? Bu yazı Batuhan Amaç tarafından editörün seçimi arasına girdi ?
“Hayatına son vermek istiyorsan bunun için ölmene gerek yok. Buradaki hayatına son ver ve başka yere git. Anlamlı bir şeyler yap. Yap işte bir şeyler. Afrika’ya git mesela. İnsanlara yardım et. “The The” grubunu biliyor musun? Bir şarkıları var; “Dünyayı değiştiremiyorsan, kendi dünyanı değiştir.”
Fatih Akın; Temmuzda, Yaşamın Kıyısında ve Paramparça filmleriyle kült bir yönetmen haline gelmiştir. Asıl dönüm noktasını ise 2004 yılında çektiği Duvara Karşı filmi ile yaşamıştır. Filmin başrollerinde bu yıl kaybettiğimiz Birol Ünel dışında Sibel Kekilli, Güven Kıraç ve Meltem Cumbul gibi isimler yer almıştır.
Film, Berlin Film Festivali’nde Altın Ayı Ödülü’nü kazanmıştır. Ayrıca çeşitli festivallerden en iyi kadın ve erkek oyuncu ödüllerinin de sahibi olmuşlardır. Fatih Akın’ın diğer filmlerinde olduğu gibi yabancılaşma, aidiyet duygusu ve göçmenlik konuları üzerinde durulmuştur.

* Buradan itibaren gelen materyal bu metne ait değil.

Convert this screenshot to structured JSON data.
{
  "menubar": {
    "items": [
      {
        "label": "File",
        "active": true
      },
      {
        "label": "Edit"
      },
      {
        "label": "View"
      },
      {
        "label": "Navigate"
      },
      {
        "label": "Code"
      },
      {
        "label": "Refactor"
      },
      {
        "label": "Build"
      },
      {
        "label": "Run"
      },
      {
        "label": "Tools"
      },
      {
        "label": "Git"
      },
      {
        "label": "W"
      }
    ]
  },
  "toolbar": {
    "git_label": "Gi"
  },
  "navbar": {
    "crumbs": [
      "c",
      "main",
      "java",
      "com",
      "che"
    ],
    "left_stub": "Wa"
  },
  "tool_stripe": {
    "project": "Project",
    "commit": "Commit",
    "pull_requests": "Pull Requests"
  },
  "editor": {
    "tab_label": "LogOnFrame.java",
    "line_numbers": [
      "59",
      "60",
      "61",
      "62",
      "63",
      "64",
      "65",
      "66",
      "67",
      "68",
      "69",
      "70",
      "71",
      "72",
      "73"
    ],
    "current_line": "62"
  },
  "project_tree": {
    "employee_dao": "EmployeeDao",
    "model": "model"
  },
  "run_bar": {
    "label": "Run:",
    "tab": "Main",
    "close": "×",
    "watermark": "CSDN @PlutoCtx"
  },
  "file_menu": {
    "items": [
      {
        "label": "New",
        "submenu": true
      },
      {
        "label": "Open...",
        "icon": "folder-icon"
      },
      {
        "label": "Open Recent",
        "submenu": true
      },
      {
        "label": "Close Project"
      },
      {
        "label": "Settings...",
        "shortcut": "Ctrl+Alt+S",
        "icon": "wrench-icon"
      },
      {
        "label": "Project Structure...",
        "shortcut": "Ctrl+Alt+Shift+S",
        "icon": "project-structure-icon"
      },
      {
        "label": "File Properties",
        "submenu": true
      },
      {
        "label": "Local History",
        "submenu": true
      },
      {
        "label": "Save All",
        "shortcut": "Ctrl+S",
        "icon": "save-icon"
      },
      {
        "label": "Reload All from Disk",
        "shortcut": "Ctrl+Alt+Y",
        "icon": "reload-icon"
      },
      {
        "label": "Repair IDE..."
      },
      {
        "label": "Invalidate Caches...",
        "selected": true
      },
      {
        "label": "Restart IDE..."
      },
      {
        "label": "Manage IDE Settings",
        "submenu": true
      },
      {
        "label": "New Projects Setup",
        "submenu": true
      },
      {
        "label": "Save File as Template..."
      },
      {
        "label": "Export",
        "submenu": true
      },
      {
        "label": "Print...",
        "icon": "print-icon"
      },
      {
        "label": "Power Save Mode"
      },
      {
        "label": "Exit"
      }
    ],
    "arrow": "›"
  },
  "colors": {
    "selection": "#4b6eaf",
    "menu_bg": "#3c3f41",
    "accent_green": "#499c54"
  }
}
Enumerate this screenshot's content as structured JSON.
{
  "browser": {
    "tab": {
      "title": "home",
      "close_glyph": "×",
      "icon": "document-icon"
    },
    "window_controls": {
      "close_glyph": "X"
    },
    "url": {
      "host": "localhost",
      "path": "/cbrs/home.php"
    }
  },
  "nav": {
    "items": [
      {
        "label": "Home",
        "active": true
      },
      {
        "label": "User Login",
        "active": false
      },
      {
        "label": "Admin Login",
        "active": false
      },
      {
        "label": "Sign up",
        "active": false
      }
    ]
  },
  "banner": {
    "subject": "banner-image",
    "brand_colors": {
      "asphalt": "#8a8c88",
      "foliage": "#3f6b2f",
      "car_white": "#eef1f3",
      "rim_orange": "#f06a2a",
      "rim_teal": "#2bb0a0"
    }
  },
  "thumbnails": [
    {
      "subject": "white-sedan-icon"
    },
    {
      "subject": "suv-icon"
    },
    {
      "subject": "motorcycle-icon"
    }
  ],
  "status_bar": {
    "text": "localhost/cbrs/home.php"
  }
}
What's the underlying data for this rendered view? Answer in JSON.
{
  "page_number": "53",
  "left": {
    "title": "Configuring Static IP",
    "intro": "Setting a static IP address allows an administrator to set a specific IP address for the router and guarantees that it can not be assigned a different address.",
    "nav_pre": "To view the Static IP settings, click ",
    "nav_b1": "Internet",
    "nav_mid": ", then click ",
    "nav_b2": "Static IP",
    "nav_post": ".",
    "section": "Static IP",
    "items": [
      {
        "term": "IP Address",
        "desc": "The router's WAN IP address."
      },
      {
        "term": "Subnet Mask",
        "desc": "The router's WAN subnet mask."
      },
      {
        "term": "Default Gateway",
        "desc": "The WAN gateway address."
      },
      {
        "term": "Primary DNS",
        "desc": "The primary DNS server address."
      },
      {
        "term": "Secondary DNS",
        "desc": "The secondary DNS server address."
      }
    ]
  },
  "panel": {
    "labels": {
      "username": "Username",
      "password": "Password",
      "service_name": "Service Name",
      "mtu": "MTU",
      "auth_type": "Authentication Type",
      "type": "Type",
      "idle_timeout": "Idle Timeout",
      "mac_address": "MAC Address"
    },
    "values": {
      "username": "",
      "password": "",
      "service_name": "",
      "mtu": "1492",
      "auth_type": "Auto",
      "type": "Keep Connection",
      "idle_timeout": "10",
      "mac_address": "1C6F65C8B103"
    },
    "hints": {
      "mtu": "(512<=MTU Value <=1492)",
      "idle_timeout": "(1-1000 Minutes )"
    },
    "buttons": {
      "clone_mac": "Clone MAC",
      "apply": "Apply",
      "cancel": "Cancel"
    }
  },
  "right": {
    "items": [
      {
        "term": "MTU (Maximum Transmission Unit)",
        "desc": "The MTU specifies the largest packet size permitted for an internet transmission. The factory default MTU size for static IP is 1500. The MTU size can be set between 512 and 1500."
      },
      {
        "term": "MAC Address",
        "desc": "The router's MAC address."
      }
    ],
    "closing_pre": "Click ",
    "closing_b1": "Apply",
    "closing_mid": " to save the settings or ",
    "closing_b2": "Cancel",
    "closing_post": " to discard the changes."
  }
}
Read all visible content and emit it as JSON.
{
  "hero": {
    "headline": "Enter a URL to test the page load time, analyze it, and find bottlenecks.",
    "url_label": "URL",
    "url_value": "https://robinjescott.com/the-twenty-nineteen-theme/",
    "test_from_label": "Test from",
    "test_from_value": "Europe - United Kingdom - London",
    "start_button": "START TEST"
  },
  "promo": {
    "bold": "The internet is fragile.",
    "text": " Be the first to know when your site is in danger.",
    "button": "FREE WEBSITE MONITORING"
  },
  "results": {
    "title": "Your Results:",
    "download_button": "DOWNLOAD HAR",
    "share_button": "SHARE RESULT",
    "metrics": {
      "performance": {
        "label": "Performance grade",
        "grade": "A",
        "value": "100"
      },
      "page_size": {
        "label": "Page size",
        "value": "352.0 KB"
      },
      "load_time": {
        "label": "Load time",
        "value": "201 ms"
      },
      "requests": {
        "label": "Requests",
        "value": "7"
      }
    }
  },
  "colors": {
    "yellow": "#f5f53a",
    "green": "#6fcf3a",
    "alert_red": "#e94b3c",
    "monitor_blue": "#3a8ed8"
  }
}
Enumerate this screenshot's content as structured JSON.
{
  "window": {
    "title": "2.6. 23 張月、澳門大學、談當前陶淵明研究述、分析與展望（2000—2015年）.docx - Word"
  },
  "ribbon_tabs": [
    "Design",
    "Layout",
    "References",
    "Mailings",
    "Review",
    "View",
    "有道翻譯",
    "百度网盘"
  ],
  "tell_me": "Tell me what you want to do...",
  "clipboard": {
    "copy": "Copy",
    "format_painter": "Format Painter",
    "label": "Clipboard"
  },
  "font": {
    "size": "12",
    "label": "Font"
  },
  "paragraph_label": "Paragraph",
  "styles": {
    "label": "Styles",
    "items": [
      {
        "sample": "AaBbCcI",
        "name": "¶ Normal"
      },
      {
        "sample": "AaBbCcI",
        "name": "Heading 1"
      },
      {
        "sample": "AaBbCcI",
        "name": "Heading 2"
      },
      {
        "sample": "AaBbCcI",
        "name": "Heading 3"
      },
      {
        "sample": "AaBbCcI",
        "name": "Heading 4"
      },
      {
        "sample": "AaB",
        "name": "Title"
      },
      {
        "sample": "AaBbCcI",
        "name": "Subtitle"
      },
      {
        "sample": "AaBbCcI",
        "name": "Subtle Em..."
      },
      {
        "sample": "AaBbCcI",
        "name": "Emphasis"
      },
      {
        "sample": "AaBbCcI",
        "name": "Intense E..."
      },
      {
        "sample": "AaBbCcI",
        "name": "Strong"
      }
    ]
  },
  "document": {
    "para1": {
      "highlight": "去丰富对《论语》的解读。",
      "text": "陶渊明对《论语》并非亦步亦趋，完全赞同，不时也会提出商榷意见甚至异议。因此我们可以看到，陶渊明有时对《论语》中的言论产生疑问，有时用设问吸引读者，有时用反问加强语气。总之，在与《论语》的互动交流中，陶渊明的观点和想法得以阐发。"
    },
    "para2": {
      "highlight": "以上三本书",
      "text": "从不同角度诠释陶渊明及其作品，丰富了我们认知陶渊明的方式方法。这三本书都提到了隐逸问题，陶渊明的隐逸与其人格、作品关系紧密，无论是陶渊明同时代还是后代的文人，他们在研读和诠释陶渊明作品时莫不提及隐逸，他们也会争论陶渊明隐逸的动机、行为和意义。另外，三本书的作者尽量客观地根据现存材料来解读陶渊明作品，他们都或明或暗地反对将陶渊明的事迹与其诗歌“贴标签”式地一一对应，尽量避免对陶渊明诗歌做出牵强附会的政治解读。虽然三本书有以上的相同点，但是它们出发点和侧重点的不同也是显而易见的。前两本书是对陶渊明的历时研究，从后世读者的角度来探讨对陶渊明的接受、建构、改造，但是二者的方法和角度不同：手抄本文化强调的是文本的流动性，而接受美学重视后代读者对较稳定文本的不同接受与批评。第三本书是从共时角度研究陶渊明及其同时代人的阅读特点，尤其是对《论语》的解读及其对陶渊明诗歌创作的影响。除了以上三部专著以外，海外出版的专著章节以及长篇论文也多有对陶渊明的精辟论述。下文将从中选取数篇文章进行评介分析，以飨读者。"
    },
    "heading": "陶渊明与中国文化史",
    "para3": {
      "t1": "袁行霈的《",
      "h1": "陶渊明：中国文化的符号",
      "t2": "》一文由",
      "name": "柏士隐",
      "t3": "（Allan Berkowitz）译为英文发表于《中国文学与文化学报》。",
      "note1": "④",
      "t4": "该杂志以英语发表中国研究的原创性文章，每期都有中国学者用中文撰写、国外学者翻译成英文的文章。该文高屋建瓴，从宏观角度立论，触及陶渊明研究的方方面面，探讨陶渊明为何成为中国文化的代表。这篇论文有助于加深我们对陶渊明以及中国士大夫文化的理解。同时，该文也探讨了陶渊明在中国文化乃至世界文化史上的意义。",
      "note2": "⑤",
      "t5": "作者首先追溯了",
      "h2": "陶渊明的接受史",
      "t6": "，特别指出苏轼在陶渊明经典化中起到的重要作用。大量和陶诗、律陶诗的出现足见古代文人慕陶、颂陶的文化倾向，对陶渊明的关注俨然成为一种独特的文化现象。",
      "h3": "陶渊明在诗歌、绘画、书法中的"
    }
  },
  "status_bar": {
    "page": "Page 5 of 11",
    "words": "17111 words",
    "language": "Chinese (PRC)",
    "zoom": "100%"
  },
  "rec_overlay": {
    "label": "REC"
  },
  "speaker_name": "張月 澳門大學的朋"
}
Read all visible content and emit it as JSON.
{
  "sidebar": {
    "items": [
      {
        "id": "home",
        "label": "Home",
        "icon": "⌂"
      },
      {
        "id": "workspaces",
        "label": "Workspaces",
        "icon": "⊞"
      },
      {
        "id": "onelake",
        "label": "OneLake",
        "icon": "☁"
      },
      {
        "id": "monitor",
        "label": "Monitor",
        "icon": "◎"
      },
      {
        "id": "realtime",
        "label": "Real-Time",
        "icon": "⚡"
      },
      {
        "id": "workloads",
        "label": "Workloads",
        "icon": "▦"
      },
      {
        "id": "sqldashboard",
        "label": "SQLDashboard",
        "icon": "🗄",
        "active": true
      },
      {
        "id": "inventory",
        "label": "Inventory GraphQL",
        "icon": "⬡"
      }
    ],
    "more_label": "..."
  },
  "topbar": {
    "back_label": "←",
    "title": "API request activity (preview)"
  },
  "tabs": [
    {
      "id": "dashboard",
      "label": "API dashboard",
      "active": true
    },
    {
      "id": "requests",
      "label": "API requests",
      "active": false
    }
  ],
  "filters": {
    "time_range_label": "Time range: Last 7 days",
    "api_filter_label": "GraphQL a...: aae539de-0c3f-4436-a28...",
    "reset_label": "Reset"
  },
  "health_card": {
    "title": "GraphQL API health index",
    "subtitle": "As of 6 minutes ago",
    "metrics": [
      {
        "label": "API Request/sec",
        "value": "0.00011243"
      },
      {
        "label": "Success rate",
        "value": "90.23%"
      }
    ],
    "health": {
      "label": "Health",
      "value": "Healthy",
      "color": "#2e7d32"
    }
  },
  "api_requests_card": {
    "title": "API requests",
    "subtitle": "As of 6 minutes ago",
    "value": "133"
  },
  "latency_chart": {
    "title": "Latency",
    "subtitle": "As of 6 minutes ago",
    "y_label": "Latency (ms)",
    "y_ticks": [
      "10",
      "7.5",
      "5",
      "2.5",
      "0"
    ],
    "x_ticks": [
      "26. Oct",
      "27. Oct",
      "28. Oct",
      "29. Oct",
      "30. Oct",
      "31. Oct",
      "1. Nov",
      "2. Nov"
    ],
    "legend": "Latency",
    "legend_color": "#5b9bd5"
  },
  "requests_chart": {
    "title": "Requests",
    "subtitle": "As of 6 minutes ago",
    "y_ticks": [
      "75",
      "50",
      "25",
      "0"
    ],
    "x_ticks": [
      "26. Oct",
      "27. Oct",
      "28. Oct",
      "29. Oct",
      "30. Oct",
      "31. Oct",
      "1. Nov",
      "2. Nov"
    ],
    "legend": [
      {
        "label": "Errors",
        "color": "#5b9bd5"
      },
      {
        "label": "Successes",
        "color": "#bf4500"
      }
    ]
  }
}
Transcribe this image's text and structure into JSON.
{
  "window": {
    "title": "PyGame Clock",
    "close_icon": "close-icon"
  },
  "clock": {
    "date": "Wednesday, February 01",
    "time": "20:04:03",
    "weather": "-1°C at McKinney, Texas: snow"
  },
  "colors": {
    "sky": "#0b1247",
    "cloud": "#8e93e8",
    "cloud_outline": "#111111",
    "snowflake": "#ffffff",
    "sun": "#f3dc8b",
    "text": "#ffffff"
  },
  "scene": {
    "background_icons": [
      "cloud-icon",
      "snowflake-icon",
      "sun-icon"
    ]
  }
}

Film Cahit adlı karakterin kavgası ve bardan atılmasıyla başlar. Bu sahneden sonra onu bir arabanın içinde hızla duvara doğru giderken görürüz. Bu intihar girişimi başarısızlıkla sonuçlanır. Gittiği psikiyatri kliniğinde Sibel’e rastlar. O da Cahit gibi intihar girişiminde bulunmuştur. Sibel baskıcı ailesinden kurtulmak için Cahit’e anlaşmalı bir evlilik yapmayı teklif eder. Böylece Sibel özgür bir yaşama kavuşacak, Cahit ise bir ev arkadaşına sahip olacaktır.
(Yazının bundan sonrası film hakkında sürprizbozan içermektedir.)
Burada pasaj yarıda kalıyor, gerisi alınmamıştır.